Healthy individuals have mucus that lines the inside of their airways and lungs that helps expel and keep irritants out of the body. Selective IgA deficiency patients have mucus that does not work as well, predisposing them to immune-mediated hypersensitivity to irritants that are not immediately expelled or have reached underlying tissues.
An individual with selective IgA deficiency may also be affected by celiac disease, which is characterized by gluten intolerance. Individuals affected by immunoglobulin A deficiency are between ten and twenty times more likely than an unaffected individual to develop celiac disease. The unique connection stems from the fact a test for celiac disease may turn up a false negative result in an individual affected by immunoglobulin A deficiency and celiac disease.
An immunoglobulin A deficiency can cause the tests for anti-tissue transglutaminase antibodies, anti-endomysium antibodies, and anti-deamidated gliadin peptide antibodies to come up negative when the antibodies are actually present in an individual's body.
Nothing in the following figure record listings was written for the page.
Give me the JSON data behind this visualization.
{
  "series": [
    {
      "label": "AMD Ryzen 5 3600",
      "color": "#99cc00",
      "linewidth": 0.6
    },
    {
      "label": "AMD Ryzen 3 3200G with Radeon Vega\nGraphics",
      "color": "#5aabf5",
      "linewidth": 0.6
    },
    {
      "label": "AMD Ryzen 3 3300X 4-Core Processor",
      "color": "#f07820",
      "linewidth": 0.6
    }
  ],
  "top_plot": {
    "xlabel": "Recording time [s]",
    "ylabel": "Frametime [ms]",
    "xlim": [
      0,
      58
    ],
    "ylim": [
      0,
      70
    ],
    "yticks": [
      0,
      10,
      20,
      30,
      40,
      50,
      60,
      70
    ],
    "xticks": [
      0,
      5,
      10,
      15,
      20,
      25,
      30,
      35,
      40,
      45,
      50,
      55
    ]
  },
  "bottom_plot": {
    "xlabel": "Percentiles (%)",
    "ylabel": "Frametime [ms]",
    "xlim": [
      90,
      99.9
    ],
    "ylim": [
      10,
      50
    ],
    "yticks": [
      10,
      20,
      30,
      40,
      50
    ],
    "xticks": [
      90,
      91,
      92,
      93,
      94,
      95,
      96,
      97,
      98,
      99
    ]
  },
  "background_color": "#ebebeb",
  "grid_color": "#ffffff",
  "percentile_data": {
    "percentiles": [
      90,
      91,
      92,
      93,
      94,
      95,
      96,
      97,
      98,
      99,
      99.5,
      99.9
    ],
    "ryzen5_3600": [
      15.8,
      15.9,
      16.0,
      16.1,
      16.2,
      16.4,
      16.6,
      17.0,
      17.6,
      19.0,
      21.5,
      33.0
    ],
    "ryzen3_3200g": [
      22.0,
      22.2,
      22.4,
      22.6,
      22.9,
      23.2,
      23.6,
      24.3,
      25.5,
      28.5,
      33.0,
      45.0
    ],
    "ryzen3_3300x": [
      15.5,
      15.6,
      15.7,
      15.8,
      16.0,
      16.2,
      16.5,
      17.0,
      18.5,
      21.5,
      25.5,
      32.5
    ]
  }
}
Patients who have an immunoglobulin A deficiency should be tested for IgG anti-tissue transglutaminase antibodies instead of IgA anti-tissue transglutaminase antibodies because the test performed on immunoglobulin A will not provide accurate results.
Selective IgA deficiency patients may also have an autoimmune disorder referred to as systemic lupus erythematosus, which has adverse effects on many organ systems of the body. Numerous types of autoantibodies are created in the body of an individual who has systemic lupus erythematosus against nuclear antigens deposited in multiple organs, including the kidneys, joints, and skin. The main method of treatment used for systemic lupus erythematosus patients is medications that suppress the immune system. Systemic lupus erythematosus typically manifests following an infection that has triggered its characteristic symptoms.
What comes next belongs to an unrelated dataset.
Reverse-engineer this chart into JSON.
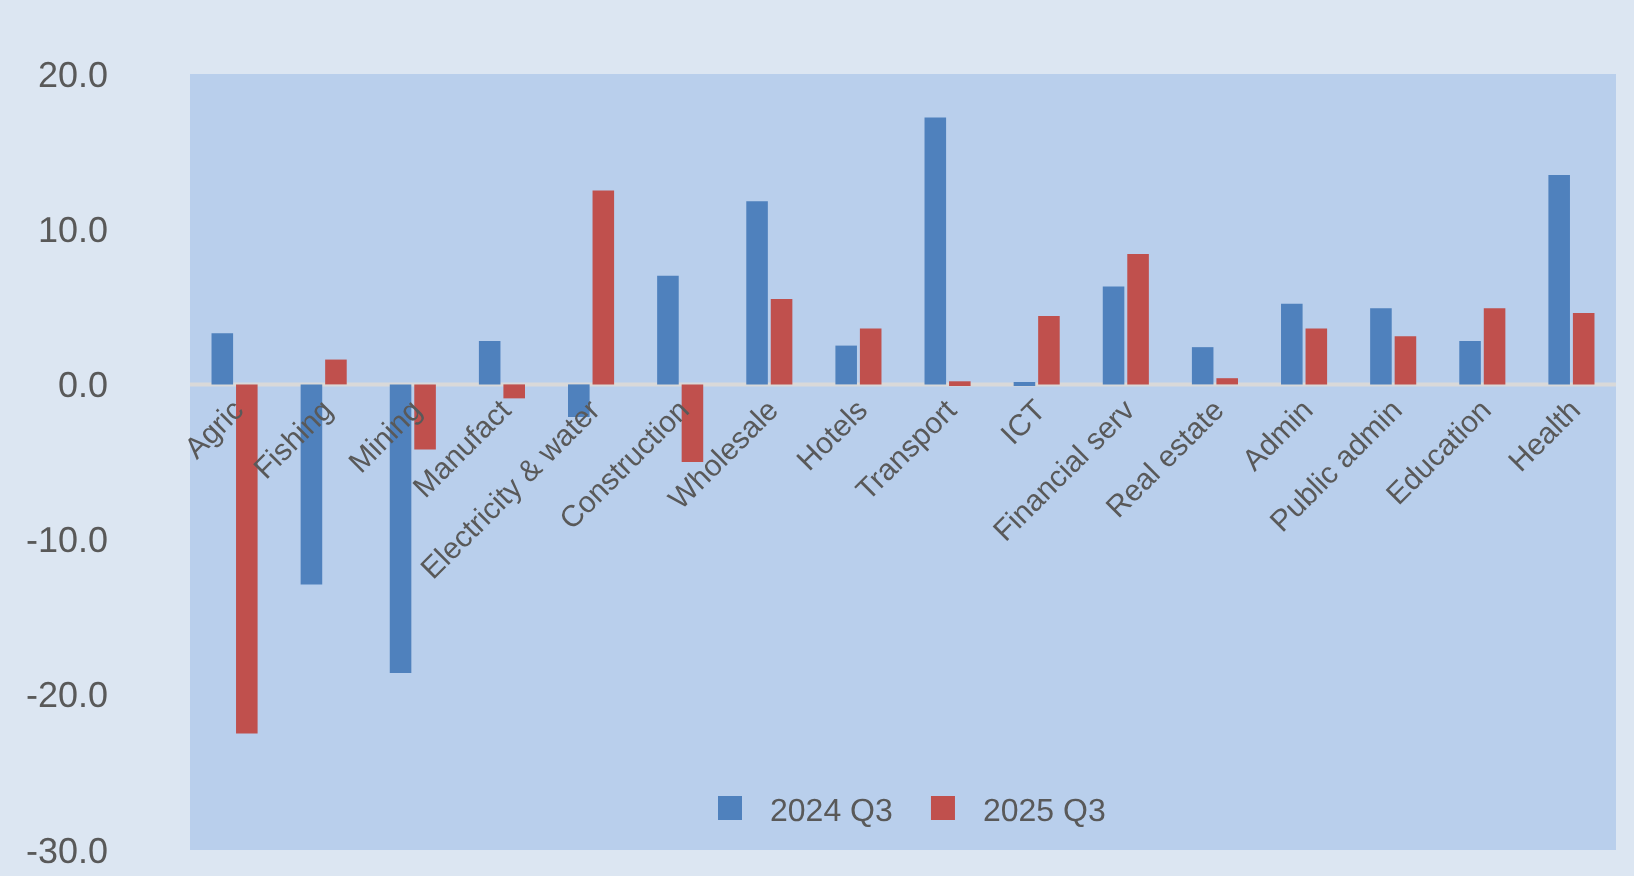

Those affected by selective IgA deficiency are included in the population of individuals who experience frequent infections because they are missing a critical component of their immune system. Because infection is one of the most prevalent causes of systemic lupus erythematosus, individuals who develop infections more frequently than others are at a greater risk of developing this autoimmune disease.
Inflammatory Bowel Disease
A selective IgA deficiency patient is more likely to develop or be affected by inflammatory bowel disease than a healthy individual. Inflammatory bowel disease is a condition characterized by chronic digestive tract inflammation, and it is often separated into ulcerative colitis and Crohn's disease. Both forms of inflammatory bowel disease cause a patient to experience abdominal pain and cramping, severe diarrhea, unintended weight loss, and fatigue. Inflammation in the intestinal tract develops when there is a breach in the protective mucus layer that lines the interior of the intestines.
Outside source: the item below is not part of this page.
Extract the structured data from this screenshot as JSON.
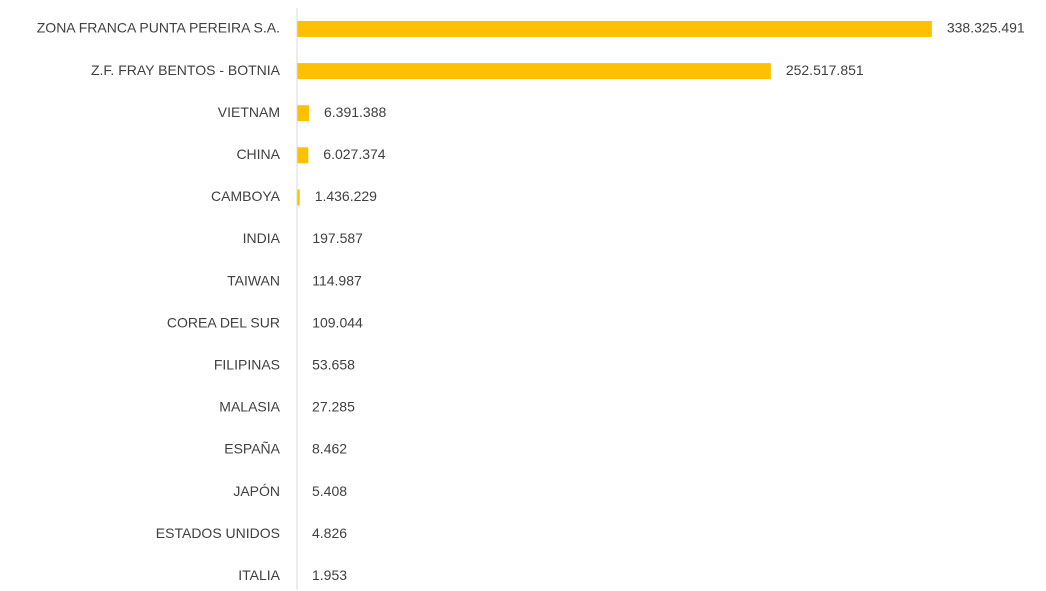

Furthermore, the patient's immune system can attack its own digestive tissues and produce such breach and inflammatory process in the intestinal linings. Individuals affected by selective IgA deficiency have mucous membranes exposed to damage because the deficient immunoglobulin A is a critical component in mucus. The mucus layer is intended to protect the inside of the mouth, stomach, lungs, vagina, and intestines. This protection is diminished in selective IgA deficiency patients, putting them at a higher risk of developing inflammatory bowel disease.